New virus unusual, does not make birds sick

Health officials in China are still trying to determine where this new strain of flu has come from and whether the strain can spread by human-to-human contact.

"We know that this it is an avian virus," said Hatchette. But he said this avian virus is unusual in that it doesn't make birds sick, only humans. 

Not being able to visually identify sick birds means that the virus can silently spread for a longer period of time amongst the human population. 

"At this point it doesn't look as though there has been any human-to-human infection," said Hatchette. 

But since some of the people infected with the virus in China haven't had any contact with birds, so there are still a lot of unanswered questions, he said.

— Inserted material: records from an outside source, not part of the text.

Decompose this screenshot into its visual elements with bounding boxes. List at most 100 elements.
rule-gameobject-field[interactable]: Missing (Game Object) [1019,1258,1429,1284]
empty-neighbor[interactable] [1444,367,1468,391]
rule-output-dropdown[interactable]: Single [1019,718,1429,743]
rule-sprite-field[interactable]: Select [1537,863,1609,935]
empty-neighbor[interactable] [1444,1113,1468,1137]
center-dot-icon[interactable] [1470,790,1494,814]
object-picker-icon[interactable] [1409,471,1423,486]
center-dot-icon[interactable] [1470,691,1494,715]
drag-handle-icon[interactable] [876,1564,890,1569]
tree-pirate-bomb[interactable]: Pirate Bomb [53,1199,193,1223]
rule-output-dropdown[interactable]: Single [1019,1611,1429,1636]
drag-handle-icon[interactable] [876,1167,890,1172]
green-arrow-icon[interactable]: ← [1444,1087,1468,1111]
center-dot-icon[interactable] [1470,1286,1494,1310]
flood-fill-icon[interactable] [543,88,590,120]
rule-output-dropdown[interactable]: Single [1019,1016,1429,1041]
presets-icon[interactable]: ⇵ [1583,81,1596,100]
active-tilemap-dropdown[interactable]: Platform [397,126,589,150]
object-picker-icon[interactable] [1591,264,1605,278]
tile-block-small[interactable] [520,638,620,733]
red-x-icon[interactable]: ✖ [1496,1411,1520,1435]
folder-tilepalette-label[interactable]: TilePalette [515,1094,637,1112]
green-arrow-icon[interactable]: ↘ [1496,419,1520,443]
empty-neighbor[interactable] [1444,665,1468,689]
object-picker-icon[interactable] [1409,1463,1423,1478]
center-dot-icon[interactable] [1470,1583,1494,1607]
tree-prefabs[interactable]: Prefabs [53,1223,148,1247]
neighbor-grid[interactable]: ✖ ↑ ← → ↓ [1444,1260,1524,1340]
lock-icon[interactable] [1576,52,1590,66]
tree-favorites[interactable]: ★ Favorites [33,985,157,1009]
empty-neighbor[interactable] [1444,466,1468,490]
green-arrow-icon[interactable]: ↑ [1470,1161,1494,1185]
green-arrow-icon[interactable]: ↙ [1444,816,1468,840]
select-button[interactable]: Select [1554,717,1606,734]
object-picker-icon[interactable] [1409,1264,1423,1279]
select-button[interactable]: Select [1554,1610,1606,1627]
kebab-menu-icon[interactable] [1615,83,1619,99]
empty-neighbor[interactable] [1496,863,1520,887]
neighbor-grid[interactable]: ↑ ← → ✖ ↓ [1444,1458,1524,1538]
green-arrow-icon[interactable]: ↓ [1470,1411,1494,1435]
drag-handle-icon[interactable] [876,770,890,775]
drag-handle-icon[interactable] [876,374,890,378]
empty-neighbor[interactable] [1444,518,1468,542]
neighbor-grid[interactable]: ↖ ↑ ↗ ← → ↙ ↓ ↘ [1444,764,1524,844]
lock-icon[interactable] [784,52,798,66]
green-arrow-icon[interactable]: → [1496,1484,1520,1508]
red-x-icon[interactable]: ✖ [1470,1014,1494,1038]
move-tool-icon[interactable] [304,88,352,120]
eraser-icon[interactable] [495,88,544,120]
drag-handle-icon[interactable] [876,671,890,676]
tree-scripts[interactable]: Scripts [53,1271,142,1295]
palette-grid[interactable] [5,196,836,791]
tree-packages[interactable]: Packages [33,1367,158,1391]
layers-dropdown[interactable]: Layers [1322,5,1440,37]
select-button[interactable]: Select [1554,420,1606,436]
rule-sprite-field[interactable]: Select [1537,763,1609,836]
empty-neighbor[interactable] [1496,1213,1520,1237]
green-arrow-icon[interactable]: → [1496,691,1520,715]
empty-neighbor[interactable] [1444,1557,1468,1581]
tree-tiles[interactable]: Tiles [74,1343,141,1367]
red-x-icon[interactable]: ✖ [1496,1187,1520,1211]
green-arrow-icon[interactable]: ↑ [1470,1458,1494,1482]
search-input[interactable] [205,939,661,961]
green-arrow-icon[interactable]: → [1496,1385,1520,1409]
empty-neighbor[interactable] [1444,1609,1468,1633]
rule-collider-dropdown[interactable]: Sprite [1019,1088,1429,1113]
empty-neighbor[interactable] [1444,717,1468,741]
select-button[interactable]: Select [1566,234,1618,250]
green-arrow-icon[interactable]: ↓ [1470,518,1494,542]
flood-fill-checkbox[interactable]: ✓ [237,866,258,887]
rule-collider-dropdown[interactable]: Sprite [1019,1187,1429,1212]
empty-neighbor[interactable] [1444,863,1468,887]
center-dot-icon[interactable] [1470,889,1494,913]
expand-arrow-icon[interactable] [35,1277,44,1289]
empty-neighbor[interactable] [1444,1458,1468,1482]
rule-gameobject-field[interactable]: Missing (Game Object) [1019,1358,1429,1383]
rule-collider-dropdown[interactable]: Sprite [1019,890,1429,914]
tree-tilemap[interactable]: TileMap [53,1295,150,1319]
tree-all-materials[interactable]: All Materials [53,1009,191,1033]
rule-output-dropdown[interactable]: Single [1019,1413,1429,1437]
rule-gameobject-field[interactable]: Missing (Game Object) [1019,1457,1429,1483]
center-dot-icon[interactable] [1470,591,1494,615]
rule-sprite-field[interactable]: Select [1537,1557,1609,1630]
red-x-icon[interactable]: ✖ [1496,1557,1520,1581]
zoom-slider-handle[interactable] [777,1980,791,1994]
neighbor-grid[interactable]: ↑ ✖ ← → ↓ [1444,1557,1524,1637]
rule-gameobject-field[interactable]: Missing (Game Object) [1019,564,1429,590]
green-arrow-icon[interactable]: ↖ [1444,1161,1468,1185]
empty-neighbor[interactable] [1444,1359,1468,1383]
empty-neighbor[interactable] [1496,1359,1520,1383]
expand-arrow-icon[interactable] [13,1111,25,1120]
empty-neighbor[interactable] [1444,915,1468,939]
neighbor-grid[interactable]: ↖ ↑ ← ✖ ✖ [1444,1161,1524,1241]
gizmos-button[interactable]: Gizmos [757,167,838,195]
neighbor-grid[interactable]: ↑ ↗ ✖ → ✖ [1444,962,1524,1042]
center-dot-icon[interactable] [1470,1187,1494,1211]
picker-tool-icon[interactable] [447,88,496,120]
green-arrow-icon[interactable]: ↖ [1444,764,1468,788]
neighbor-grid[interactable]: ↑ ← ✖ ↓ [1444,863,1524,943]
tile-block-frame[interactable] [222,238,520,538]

Diane Dafoe, owner of Dafoe Travel Group in Dartmouth, specializes in corporate global travel. She said addressing health concerns is an important part of travel for international clients. 

Along with government websites, she has travel health experts who she relies upon to keep her informed.

Hatchette said he wonders if we are seeing the tip of the iceberg in China or are there a lot of other less severe or even asymptomatic cases that don't show any signs at all.

These are all questions, he said, that he is discussing with health officials on a daily basis. 

Health Canada has issued an assessment saying the H7N9 health risk from China to Canada is currently low. 

Hatchette said testing in China has shown the avian influenza is sensitive to antivirals and said Canada has a stockpile of the medication.